My darling, sweet, capable, smart, funny, husband and love of my life died on February 17, 2012. He was young. His heart, his lungs, his muscles, bones and spirit were strong. It was his brain that succumbed to cancer and all other strengths fell in line behind the brutal dictator, Glioblastoma.
In the process of grieving we walk alone. If we are lucky, as I am, we have friends and family in which we find respite along the long isolated road but our particular grief, that is singular to each of us, can be carried by ourselves only.
Throughout the past eight months one of my “happy places” has been home design. When I felt like there was too much to cry for, when I feared I might be swept away by the sorrow I found comfort in brilliant light fixtures, bright colored accents and rugs! Oh my, rugs! I began to allow myself an indulgence that I have done my best not to feel guilty about but any of you who have been with someone for a good chunk of time and have had to enter into interminable negotiations about home design decisions will understand the little giggle that comes with “I could totally paint the living room fuchsia!”
My husband has always been lightly, shall we say, fixated on possessing certain objects or seeing ideas through to completion. It had at times been a little annoying but for a gal whose father left peat moss throughout the living room for months on end as he slowly transplanted ficus trees, having a guy who believed in “getting things done!!” was a comfort. Slowly, at an imperceptible rate, his tendency to fixate escalated to disquieting proportions.
One of his obsessions became the set of stairs that connects our two-car garage to the first floor of our house. It is an awkward entry with little room to move. I should clarify, for me it was awkward. Our adorable, exuberant and you don’t know me well enough yet to stomach my bragging but perhaps, in time you will and will forgive my exuberance, all round awesome daughter, would be at my feet trying to push by me. My arms were inevitably filled with my daughter’s backpack, various bags containing groceries etc and a ridiculously large purse. He’d arrive home alone, empty handed burdened only with a wallet in his back pocket, kick off his work boots and voila, he’d arrived! What could be easier?
Here in lies the rub. The stairs were covered in carpet, white carpet and Roger became bahnannahhhhs about keeping that carpet clean! I tried to explain my plight. The tight space, the groceries, etc. It also didn’t help that most my favorite footwear seems to require both hands to unlace, unbuckle or unzip. Getting up the stairs, and dropping the bags was necessary. Yes, I could have always just worn the clogs that I got while I was pregnant so I wouldn’t have to bend down but let’s face it those shoes look like a pair of baked potatoes and since the age of 18 I’ve been too old for them to look ‘ironic’! One has to draw a line somewhere!
What started with his occasional grumble about not taking off our shoes in the garage, became huffing exhales and all out arguments. I kept saying, “This isn’t about the carpet!” He said, “It absolutely is!!!!!” He was grumpy, controlling and impossible to please. He also started having headaches.
We were nine years into the marriage and fourteen years into our relationship and I just thought, well I guess this is the phase when he falls out of love and into profound annoyance with much of what I do/am. It hurt.

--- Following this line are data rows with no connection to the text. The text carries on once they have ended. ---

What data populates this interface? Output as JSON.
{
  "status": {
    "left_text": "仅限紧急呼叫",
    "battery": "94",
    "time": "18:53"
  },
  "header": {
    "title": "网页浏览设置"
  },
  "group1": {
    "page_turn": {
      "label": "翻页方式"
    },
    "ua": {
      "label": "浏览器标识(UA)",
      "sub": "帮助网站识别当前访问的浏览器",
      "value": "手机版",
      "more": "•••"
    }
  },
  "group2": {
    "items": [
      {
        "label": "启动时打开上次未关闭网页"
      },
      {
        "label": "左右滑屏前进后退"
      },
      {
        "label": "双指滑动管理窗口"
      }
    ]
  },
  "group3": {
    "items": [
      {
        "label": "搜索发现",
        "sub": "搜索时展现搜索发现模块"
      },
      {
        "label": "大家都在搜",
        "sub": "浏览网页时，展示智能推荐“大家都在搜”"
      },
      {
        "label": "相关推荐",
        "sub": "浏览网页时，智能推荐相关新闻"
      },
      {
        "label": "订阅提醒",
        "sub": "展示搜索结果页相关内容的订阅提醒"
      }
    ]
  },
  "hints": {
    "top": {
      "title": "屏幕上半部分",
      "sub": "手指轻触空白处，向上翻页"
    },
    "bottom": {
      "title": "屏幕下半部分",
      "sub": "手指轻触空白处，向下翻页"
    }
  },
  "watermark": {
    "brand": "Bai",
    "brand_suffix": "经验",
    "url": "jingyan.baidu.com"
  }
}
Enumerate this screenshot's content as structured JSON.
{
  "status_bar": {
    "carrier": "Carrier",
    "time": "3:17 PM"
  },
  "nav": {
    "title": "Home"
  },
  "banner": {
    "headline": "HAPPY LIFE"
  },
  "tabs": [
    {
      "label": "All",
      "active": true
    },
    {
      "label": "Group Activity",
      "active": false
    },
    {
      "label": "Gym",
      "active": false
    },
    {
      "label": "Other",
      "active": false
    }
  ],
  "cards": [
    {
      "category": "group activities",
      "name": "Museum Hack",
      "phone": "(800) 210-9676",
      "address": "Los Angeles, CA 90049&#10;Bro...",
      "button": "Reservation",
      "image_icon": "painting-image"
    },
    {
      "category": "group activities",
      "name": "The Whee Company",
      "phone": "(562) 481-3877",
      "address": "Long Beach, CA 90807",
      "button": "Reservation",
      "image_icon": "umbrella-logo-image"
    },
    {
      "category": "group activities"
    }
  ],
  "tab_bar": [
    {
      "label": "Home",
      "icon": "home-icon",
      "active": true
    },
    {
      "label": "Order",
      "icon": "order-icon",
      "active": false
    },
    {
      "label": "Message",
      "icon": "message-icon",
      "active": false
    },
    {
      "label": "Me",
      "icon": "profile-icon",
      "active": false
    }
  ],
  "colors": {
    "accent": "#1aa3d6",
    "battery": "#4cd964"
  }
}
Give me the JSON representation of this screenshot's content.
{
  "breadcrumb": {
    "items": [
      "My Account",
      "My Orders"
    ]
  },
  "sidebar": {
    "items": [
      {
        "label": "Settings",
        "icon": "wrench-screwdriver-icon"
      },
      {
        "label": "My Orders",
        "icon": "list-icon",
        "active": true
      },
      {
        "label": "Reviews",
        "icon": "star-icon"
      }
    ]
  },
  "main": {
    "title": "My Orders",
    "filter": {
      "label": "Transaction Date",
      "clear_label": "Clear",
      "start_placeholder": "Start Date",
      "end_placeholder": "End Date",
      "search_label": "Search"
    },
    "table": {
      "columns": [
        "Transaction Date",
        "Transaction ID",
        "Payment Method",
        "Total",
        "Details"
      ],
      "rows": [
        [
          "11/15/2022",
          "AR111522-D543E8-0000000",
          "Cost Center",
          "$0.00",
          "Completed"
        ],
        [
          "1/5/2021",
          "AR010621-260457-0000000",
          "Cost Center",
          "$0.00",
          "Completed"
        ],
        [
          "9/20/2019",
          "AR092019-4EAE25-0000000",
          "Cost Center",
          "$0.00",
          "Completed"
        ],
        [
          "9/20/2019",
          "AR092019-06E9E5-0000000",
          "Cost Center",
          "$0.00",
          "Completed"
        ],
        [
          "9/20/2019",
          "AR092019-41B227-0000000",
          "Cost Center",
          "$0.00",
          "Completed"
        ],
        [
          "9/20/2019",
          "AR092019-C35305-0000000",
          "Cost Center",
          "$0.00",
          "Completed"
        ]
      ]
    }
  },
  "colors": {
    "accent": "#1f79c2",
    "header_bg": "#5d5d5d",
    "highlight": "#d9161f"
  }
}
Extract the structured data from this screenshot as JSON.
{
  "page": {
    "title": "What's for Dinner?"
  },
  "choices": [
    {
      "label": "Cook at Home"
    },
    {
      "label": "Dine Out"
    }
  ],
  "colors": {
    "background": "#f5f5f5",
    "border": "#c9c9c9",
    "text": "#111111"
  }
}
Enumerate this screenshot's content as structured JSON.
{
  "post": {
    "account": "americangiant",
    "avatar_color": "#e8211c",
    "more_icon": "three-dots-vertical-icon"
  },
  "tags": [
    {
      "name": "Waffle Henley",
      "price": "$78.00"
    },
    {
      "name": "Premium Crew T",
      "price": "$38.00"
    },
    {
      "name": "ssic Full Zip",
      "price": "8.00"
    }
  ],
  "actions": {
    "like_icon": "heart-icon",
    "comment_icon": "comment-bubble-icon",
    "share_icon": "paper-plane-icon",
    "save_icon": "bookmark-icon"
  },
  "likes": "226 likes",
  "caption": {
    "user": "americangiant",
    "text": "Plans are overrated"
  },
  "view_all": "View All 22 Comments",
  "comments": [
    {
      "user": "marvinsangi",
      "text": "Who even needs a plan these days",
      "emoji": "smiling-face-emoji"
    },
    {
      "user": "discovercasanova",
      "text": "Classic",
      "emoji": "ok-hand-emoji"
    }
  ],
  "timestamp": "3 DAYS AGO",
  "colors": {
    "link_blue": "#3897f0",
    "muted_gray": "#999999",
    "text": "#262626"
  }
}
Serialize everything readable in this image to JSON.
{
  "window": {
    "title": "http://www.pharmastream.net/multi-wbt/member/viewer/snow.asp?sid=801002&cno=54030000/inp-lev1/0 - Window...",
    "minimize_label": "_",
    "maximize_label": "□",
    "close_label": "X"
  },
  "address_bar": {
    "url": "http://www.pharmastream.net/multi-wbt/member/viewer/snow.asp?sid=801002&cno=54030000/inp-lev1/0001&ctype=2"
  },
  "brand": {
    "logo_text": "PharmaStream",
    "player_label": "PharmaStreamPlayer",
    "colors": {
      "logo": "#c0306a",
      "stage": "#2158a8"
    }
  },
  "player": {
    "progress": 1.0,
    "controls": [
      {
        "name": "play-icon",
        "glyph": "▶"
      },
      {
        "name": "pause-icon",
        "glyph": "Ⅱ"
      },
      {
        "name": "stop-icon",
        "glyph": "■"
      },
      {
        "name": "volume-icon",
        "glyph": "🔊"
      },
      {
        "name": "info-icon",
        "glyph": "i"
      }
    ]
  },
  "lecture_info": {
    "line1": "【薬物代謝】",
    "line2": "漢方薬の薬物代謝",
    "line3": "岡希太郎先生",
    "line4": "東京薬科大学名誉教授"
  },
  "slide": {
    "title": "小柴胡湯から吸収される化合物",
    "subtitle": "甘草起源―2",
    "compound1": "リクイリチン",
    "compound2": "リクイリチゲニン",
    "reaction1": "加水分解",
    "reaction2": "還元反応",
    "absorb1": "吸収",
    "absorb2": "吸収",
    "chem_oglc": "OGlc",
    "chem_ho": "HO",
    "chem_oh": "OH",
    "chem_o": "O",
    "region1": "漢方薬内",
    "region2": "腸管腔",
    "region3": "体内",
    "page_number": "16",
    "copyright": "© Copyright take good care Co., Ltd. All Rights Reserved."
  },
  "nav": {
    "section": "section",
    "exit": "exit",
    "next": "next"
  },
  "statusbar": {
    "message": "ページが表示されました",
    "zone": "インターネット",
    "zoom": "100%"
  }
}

When on Tuesday, August 30th I arrived home in the middle of the day to find him in bed in unspeakable pain we went to the ER. They found “a mass.” Brain surgery four days later. Two and a half weeks after that, diagnosis and devastation.
On the day he died, Roger’s brothers, one brother’s partner and my mother all gathered at our house. My brother’s partner, a fantastic chef, cooked for us and we sat together in Roger’s memory. We ate, we cried and we managed even to laugh. We had the most remarkable conversation that speaks to the kind of light and intimacy that can only break through in such momentous, terrible times. One of the topics we discussed was the fact that one brother had heard at length about the white carpet on the stairs. Two and a half years ago Roger began complaining about it at work.
Within days, I had decided. I was going to build a mudroom. Roger and I had talked a lot about how to resolve the white carpet conundrum. An area in the garage with hangers and cubbies would be great but with two cars, there was no room. Well, there was now only one car and with a loose plan and the help of my daughter, we began.
A couple of weeks later….
I smile every time I use the mudroom. I want him to know that I heard him, that I felt his deep, deep maddening frustration, that I now see how, as his life spun horrifyingly out of control it was just so much easier to concentrate on something concrete and seemingly simple. Carpet.
…And a funny thing also happened; I found a little piece of myself in the process. I felt a small glimmer of happiness in its creation. It was… fun.